Ma per quell'uomo non era il caso di accomodarsi!
Per aspettar la Valenti, al Fox rimasto solo, colla sua ansia suprema, non restò di meglio a fare che di passeggiare innanzi e indietro nella camera, come è costume delle fiere anche non feroci nella gabbia che le tiene prigioniere.
Passò un quarto d'ora, che al povero uomo parve un quarto di secolo.
Finalmente l'uscio si schiuse e la Valenti, colla mano tesa verso di lui e la faccia sorridente fece la sua entrata nella camera.
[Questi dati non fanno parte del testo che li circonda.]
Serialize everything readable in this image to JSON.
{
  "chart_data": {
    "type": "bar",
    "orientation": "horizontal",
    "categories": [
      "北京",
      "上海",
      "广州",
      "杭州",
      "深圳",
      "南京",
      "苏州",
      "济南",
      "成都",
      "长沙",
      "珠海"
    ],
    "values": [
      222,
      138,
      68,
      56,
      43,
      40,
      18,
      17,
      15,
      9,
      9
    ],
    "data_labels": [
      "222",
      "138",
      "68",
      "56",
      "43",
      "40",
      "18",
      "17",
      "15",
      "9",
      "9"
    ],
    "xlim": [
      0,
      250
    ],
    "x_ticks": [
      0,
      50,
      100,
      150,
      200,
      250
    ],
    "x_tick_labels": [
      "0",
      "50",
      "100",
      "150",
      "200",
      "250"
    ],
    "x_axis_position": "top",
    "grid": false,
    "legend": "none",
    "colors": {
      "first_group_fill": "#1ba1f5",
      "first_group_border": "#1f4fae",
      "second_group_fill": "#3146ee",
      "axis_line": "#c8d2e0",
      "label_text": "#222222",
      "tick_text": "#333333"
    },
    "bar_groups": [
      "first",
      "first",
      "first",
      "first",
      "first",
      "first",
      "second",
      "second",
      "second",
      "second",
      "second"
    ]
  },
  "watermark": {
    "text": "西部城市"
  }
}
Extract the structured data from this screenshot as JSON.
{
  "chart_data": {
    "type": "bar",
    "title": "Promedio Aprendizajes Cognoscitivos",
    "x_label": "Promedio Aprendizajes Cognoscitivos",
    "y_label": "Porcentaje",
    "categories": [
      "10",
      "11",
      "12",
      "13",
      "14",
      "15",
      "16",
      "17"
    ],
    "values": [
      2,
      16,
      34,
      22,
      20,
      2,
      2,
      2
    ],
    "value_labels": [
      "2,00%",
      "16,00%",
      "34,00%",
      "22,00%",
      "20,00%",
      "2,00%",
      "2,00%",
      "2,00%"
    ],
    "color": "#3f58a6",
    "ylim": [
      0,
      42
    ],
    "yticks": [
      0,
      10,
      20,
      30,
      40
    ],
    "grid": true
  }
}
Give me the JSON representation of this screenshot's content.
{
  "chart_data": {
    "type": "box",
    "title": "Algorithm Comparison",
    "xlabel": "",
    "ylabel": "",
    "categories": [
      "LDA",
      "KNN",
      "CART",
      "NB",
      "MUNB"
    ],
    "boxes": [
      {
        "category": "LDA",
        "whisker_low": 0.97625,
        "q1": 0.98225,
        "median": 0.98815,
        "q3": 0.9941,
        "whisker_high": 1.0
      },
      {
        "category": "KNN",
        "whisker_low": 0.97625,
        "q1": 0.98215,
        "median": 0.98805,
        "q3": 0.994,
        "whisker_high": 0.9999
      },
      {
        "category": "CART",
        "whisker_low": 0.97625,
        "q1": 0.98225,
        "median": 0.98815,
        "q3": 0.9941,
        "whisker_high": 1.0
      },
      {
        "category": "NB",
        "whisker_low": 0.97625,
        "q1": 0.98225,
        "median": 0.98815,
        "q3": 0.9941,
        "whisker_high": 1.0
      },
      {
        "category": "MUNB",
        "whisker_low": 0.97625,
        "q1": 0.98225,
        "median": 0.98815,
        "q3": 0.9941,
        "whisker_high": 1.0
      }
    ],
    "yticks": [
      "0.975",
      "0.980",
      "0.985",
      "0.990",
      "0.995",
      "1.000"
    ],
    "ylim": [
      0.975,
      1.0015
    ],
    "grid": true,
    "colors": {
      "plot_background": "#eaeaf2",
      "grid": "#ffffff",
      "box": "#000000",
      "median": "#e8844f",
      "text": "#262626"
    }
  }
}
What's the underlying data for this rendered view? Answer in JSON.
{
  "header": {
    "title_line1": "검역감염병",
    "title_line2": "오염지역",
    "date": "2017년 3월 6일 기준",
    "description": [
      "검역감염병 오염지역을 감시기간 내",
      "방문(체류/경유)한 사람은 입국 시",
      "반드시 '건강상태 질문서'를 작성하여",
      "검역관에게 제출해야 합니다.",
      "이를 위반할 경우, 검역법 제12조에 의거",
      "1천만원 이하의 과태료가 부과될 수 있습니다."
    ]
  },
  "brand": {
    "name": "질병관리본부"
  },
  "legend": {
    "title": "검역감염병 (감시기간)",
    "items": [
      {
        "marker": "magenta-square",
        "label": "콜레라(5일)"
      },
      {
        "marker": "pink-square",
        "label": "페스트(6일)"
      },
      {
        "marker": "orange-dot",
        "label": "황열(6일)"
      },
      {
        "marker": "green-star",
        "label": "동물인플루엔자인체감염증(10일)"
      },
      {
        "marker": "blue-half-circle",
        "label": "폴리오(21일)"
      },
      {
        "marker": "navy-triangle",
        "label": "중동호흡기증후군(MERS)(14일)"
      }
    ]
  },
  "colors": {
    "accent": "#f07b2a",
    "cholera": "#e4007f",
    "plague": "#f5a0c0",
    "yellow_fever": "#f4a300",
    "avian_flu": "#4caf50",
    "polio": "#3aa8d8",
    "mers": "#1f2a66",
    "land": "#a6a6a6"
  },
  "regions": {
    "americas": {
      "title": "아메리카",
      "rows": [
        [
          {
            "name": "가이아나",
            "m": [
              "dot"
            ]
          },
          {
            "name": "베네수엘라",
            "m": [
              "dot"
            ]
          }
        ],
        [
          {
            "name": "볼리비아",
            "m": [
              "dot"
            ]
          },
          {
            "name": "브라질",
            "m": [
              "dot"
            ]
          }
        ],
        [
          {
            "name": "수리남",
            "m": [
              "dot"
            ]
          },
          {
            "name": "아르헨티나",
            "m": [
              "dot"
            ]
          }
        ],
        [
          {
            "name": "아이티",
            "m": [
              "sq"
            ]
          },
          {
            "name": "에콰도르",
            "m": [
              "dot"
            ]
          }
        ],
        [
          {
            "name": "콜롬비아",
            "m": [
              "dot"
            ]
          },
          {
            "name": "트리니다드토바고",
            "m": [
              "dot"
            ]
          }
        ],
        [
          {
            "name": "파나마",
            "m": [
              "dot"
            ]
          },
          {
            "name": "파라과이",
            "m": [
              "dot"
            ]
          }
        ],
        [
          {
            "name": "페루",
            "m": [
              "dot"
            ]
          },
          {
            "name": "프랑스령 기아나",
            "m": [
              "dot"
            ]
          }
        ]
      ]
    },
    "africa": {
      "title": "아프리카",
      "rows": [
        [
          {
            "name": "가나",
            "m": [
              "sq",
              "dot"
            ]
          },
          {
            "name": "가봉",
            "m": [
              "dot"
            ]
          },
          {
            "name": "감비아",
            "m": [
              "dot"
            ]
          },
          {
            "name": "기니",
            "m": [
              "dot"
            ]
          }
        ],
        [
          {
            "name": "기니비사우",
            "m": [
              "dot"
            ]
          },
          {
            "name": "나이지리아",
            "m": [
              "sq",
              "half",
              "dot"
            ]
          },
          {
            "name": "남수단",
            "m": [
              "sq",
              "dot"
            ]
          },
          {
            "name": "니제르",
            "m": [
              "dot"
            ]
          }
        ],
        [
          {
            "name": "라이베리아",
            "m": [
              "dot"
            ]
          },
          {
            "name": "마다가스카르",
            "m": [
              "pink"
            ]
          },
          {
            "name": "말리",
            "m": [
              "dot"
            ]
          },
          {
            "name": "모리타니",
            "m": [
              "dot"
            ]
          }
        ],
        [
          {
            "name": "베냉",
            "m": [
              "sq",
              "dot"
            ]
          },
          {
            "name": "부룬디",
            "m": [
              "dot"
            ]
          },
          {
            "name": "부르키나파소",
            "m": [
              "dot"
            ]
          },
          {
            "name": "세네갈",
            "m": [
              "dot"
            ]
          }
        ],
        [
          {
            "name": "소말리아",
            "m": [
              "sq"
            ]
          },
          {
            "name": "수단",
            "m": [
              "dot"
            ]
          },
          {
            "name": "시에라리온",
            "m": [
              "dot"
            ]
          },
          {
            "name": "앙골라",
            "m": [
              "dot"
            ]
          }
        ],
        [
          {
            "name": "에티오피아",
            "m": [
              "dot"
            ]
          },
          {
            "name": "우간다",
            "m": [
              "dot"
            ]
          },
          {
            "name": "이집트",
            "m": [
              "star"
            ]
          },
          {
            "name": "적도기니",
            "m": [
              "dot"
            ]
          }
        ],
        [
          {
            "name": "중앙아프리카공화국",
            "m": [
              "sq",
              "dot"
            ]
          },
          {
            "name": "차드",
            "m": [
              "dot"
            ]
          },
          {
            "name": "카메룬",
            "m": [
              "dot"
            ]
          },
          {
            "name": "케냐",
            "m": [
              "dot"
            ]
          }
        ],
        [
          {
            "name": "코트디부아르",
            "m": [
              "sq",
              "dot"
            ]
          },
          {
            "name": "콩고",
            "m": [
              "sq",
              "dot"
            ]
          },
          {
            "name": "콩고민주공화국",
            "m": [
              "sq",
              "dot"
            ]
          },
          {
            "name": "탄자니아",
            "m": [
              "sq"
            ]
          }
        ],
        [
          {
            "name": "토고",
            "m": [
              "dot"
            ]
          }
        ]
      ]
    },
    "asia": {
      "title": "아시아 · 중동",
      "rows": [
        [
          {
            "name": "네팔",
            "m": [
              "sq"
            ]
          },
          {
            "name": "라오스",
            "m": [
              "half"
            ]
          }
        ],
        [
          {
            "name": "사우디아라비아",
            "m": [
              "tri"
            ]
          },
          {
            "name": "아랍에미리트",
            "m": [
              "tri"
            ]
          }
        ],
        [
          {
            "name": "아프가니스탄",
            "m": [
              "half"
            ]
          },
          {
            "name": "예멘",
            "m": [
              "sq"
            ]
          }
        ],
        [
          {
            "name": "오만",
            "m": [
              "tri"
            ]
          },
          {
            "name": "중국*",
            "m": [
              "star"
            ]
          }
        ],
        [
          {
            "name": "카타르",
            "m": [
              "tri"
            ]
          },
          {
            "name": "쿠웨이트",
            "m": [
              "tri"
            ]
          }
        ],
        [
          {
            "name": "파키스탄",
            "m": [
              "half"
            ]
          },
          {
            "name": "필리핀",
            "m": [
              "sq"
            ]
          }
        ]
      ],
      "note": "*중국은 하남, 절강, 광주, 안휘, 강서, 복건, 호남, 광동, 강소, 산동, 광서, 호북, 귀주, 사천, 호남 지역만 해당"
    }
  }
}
— Io la ringrazio immensamente di tanta bontà — disse il Mario dopo averle baciata la mano.
— Sediamoci — disse la Valenti andando a mettersi su una sedia dinanzi al camino e invitando il Mario a far lo stesso. — Chi mai mi avrebbe detto che dovesse venire un giorno della mia vita in cui fossi scelta a fare da plenipotenziaria in due questioni d'amore del più alto interesse!
— Sicuro! — sclamò ridendo la Valenti colla sua solita volubilità. — Le parrà strano ciò che le dico, ma io arrivo in questo punto dall'avere precisamente tentato di riunire due altri amanti…. e in un modo esemplare!... Ma questo a lei non deve importare — proseguì la Valenti — parliamo piuttosto di Forestina e di lei. Ella deve sapere che io so tutto, giacchè Forestina — povera creatura! — mi ha confidato lutto.
— Ah tanto meglio! — sclamò il Mario — così che, io non dovrò far fatica a persuadermi.
— Di che?
— Di ciò che forma la mia più bella speranza, o di ciò che potrebbe formare la mia più fatale disperazione.
— Voi dunque non sapete nulla nulla di ciò che accadde alla vostra Forestina in quest'anno di lontananza?
— Assolutamente nulla.
La Valenti sorrise e fe' colla testa un atto come di assentimento.
— Tanto meglio! Sarà un'improvvisata! Avete voi presente la data dell'ultimo giorno che l'avete veduta?
— Come non averla presente? Fu un giorno terribile per ambedue. Io fui violento, lo confesso; ma essa, già fin d'allora, mi perdonava quella specie di oltraggio alla sua libertà di donna, perchè capiva essere effetto di amore.
— Bene! — sclamò la Valenti. — Se non erro fu nei primi di ottobre.
— Precisamente.
— E da quel giorno sono passati oggi, nè più ne meno di quindici mesi.
— Appunto. Ma perchè questi calcoli?
— Lo saprete fra poco, caro signor Fox — disse la Valenti levandosi. — Aspettatemi qui che ritornerò a prendervi fra poco per condurvi da Forestina.
— Sarebbe vero! Io la rivedrò e mi accoglierà bene? — sclamò Mario Fox al colmo della gioia.
La Valenti mentre apriva l'uscio, mise l'indice attraverso le labbra e sparì.